Suppose $M$ is a compact manifold with boundary and $D$ is a compact surface with boundary such that$\partial D\subset \partial M$. Why is the map $H_1(M\setminus D)\rightarrow H_1(M)$ an isomorphism when the codimension of $D$ is 3 or more? If the codimension is 2, is the result false? Is there any reference for this kind of statement ?

Answer 1

This answer considers only the case $\partial M= \emptyset$.

First off, notice that taking $D$ as the north and south pole of $M=S^2$ gives an example for the result failing in the case of codimension $2$.

Now, proceeding to a proof: we have an isomorphism $H_1(M \backslash D) \to H^{n-1}(M,D)$ due to Poincaré-Alexander-Lefschetz duality.
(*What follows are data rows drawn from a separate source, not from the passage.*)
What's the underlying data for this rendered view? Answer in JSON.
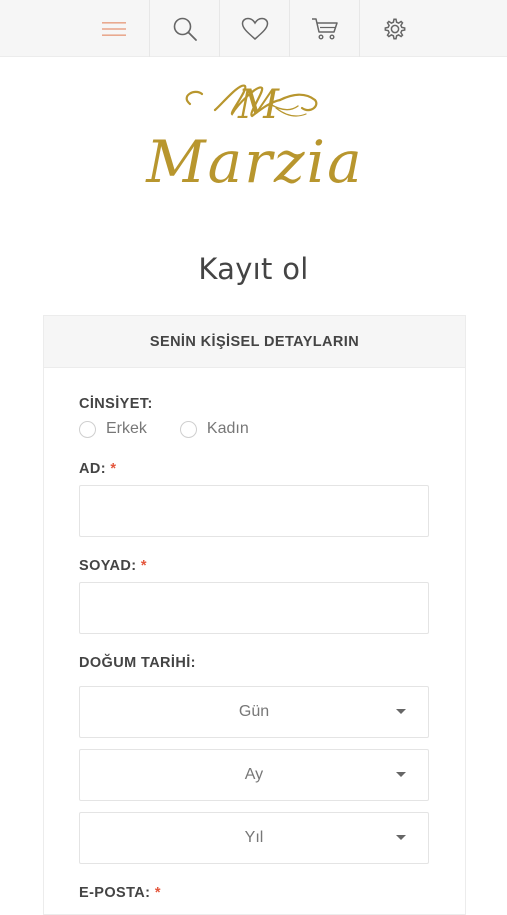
{
  "nav": {
    "items": [
      {
        "name": "menu-icon"
      },
      {
        "name": "search-icon"
      },
      {
        "name": "heart-icon"
      },
      {
        "name": "cart-icon"
      },
      {
        "name": "gear-icon"
      }
    ],
    "accent_color": "#e9a98f"
  },
  "logo": {
    "monogram": "M",
    "text": "Marzia",
    "color": "#b8962e"
  },
  "page": {
    "title": "Kayıt ol"
  },
  "panel": {
    "heading": "SENİN KİŞİSEL DETAYLARIN"
  },
  "form": {
    "gender_label": "CİNSİYET:",
    "gender_options": [
      "Erkek",
      "Kadın"
    ],
    "first_name_label": "AD:",
    "last_name_label": "SOYAD:",
    "birthdate_label": "DOĞUM TARİHİ:",
    "day_placeholder": "Gün",
    "month_placeholder": "Ay",
    "year_placeholder": "Yıl",
    "email_label": "E-POSTA:",
    "required_mark": "*",
    "required_color": "#e4573d"
  }
}
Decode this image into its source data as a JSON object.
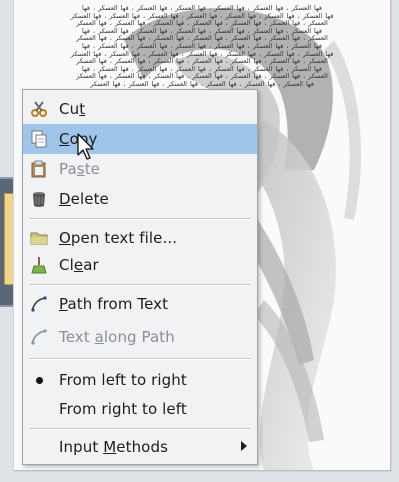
{
  "canvas": {
    "arabic_lines": [
      "فها العسكر ، فها العسكر ، فها العسكر ، فها العسكر ، فها العسكر ، فها العسكر ، فها",
      "فها العسكر ، فها العسكر ، فها العسكر ، فها العسكر ، فها العسكر ، فها العسكر ، فها العسكر",
      "العسكر ، فها العسكر ، فها العسكر ، فها العسكر ، فها العسكر ، فها العسكر ، فها العسكر",
      "فها العسكر ، فها العسكر ، فها العسكر ، فها العسكر ، فها العسكر ، فها العسكر ، فها",
      "العسكر ، فها العسكر ، فها العسكر ، فها العسكر ، فها العسكر ، فها العسكر ، فها العسكر",
      "فها العسكر ، فها العسكر ، فها العسكر ، فها العسكر ، فها العسكر ، فها العسكر ، فها",
      "فها العسكر ، فها العسكر ، فها العسكر ، فها العسكر ، فها العسكر ، فها العسكر ، فها العسكر",
      "العسكر ، فها العسكر ، فها العسكر ، فها العسكر ، فها العسكر ، فها العسكر ، فها العسكر",
      "فها العسكر ، فها العسكر ، فها العسكر ، فها العسكر ، فها العسكر ، فها العسكر ، فها",
      "العسكر ، فها العسكر ، فها العسكر ، فها العسكر ، فها العسكر ، فها العسكر ، فها العسكر",
      "فها العسكر ، فها العسكر ، فها العسكر ، فها العسكر ، فها العسكر ، فها العسكر"
    ]
  },
  "menu": {
    "cut": {
      "pre": "Cu",
      "ul": "t",
      "post": "",
      "icon": "scissors-icon"
    },
    "copy": {
      "pre": "",
      "ul": "C",
      "post": "opy",
      "icon": "copy-icon"
    },
    "paste": {
      "pre": "Pa",
      "ul": "s",
      "post": "te",
      "icon": "paste-icon"
    },
    "delete": {
      "pre": "",
      "ul": "D",
      "post": "elete",
      "icon": "trash-icon"
    },
    "open_text_file": {
      "pre": "",
      "ul": "O",
      "post": "pen text file...",
      "icon": "folder-icon"
    },
    "clear": {
      "pre": "Cl",
      "ul": "e",
      "post": "ar",
      "icon": "broom-icon"
    },
    "path_from_text": {
      "pre": "",
      "ul": "P",
      "post": "ath from Text",
      "icon": "path-icon"
    },
    "text_along_path": {
      "pre": "Text ",
      "ul": "a",
      "post": "long Path",
      "icon": "path-icon"
    },
    "ltr": {
      "label": "From left to right"
    },
    "rtl": {
      "label": "From right to left"
    },
    "input_methods": {
      "pre": "Input ",
      "ul": "M",
      "post": "ethods"
    }
  },
  "colors": {
    "selection": "#9fc6ea",
    "menu_bg": "#f1f2f4",
    "disabled_text": "#8a8f96"
  }
}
The exact sequence in cohomology for the pair $(M,D)$ yields $$\cdots \to H^{n-2}(D) \to H^{n-1}(M,D) \to H^{n-1}(M) \to H^{n-1}(D) \to \cdots $$ It follows that if $H^{n-2}(D)=0$ and $H^{n-1}(D)=0$, then $H^{n-1}(M,D) \to H^{n-1}(M)$ is an isomorphism. Here it is worth noticing that this is the case when $D$ has codimension $3$ or more, since then $n-2>\dim D$. Now, following back through the duality isomorphism $H^{n-1}(M) \to H_1(M)$, we have the composition $$H_1(M \backslash D) \to H^{n-1}(M,D) \to H^{n-1}(M) \to H_1(M).$$ It suffices now to see that the diagram $$\begin{array}{ccccccccc} H^{n-1}(M,D) & \xrightarrow{} & H^{n-1}(M)\\ \uparrow & & \downarrow & \\ H_1(M \backslash D) & \xrightarrow{} & H_1(M) \end{array}$$ commutes, where the path $up \rightarrow right \rightarrow down$ is the aforementioned chain of isomorphisms, and the map on the bottom is the map you mention in your post. But this follows from the definition of the duality map and the fact that the top and bottom arrows are the ones induced by inclusions.